All About Books: Kwakiutl Dreher
Kwakiutl Dreher is an Associate Professor of English and Ethnic Studies at UNL. She regularly contributes movie reviews for NET Radio’s Friday Live program.
Listen to Kwakiutl All About Books:
A Supreme Reading Experience
Mary Wilson, Florence Ballard, and Diana Ross
Dreamgirl: My Life as a Supreme. New York: Cooper Square P, 1999.

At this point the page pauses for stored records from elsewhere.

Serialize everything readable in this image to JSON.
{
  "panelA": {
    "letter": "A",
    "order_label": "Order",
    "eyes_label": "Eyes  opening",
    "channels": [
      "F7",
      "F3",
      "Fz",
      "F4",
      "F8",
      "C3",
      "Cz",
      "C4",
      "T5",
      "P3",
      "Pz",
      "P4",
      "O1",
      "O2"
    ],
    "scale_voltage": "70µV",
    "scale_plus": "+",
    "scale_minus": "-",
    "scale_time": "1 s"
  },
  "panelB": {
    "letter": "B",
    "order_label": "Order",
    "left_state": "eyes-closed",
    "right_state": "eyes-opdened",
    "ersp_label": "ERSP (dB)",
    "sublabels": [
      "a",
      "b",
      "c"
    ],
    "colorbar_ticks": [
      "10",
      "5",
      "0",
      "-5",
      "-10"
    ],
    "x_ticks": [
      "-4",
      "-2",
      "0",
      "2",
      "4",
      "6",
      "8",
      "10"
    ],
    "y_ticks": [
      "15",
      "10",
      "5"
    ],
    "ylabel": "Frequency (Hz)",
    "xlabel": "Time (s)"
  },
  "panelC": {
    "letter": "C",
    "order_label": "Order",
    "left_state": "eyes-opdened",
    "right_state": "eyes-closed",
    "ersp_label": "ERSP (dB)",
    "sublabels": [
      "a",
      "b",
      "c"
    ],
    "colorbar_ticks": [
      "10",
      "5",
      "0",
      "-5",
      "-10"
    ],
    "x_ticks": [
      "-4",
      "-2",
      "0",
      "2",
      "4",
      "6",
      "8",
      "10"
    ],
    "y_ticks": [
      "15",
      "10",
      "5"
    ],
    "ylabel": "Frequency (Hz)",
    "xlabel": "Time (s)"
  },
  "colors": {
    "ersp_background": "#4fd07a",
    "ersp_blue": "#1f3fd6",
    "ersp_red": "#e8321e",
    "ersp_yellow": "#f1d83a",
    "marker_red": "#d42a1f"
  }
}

At St. Martin de Porres, my elementary catholic school in Columbia, SC, the playground served as a venue for a myriad of activities. Tucked in the corner, away from the noise of the playground, is an assembly of young girls. With the right foot forward, one hand on the hip and the other stretched out in front of them, they demanded that somebody stop in the name of love. All the while in another little corner is a group singing about love and an unreachable scratch that keeps itchin’ the heart! As hips swing and heads bob, the nuns glide silently by. Lip-synching was the one activity they did not interrupt or keep in check. Their silence seemingly was a sign that they understood the itchin’ of the heart and heartbreak. I imagine now that perhaps in the quietness of their hours, they secretly watched The Supremes on Hullaballoo, The Ed Sullivan Show, The Red Skelton Show, Mike Douglas, or The Tonight Show, pledging to say 10 Hail Marys and Our Fathers afterwards. Whatever, the reason, The Supremes and their music captivated everyone, after all it was the 1960s.
In the 1970s, word spread about an impending break-up of The Supremes and Ross’s alleged ruthless campaign to become the lead singer of the sterling group before that. Soon, that group would be introduced as Diana Ross and The Supremes. Fast forward to 1986. Mary Wilson’s autobiography Dreamgirl: My Life As A Supreme hit bookstores, and, needless to say, I ate up every printed word like a bear coming out of hibernation. Wilson does not hold back in her writing about the alleged affair between Diana Ross and Motown Mogul Berry Gordy. Gossip about the House of Motown plays itself out within the text in every sordid detail along with stories of jealousies, and apparent career sabotage. Oh it was a joy!
Mary Wilson’s story of three Black teenagers from the Brewster Projects in Detroit, Michigan gave me an up-close-and-personal relationship with three Supreme women who exemplified ladyhood, fashion, and, most important, talent! Each young woman had a body type every teenager could identify with to boot. I leaned towards Diana Ross because she, like I, was no wider than a no.2 pencil. My sister luv’d Florence Ballard because she was voluptuous; and Mary Wilson was in between!
A closer look at Dreamgirl, however, revealed a curious twist. Carefully interwoven in Wilson’s autobiography are two threads of mini-biographies of the original Supremes: Diana Ross and the late Florence Ballard, and it is Ballard’s mini-bio that distressed me the most. To read how Ballard tried her best make The Supremes an equal partnership and that of her efforts were undermined by Gordy and Ross brought home for me that entertainers really have little, if any, control over their artistic expression. I still idolize The Supremes, but when I hear or read Diana Ross and The Supremes, I feel sorrow because Wilson’s autobiography makes known the back-handed truth behind that name change. The story also scared me since here were two best friends—Mary and Flo—who, after a talent contest decided to go for that Star together; but when Diane Ross entered the picture—to read Wilson tell it--that dream became compromised when Ross and Gordy align themselves with each other. Oh, the intense personal pain and suffering Mary and Flo experienced.
When I began to include autobiographies of celebrities in my book Dancing on the White Page: Black Women Entertainers Writing Autobiography, Mary Wilson’s Dreamgirl was at the top of that list. This autobiography, for sure, removed the scales from my eyes about entertainers and made me more knowledgeable about the entertainment corporate structure the moguls who run it. What’s more, Dreamgirl outlined a history of Motown, Hitsville, USA—a house that just about every African American girl and teenager dreamed of entering one day! Looking back as an adult, I see that Wilson’s Dreamgirl was a caution: some houses are dysfunctional even though they appear healthy and normal.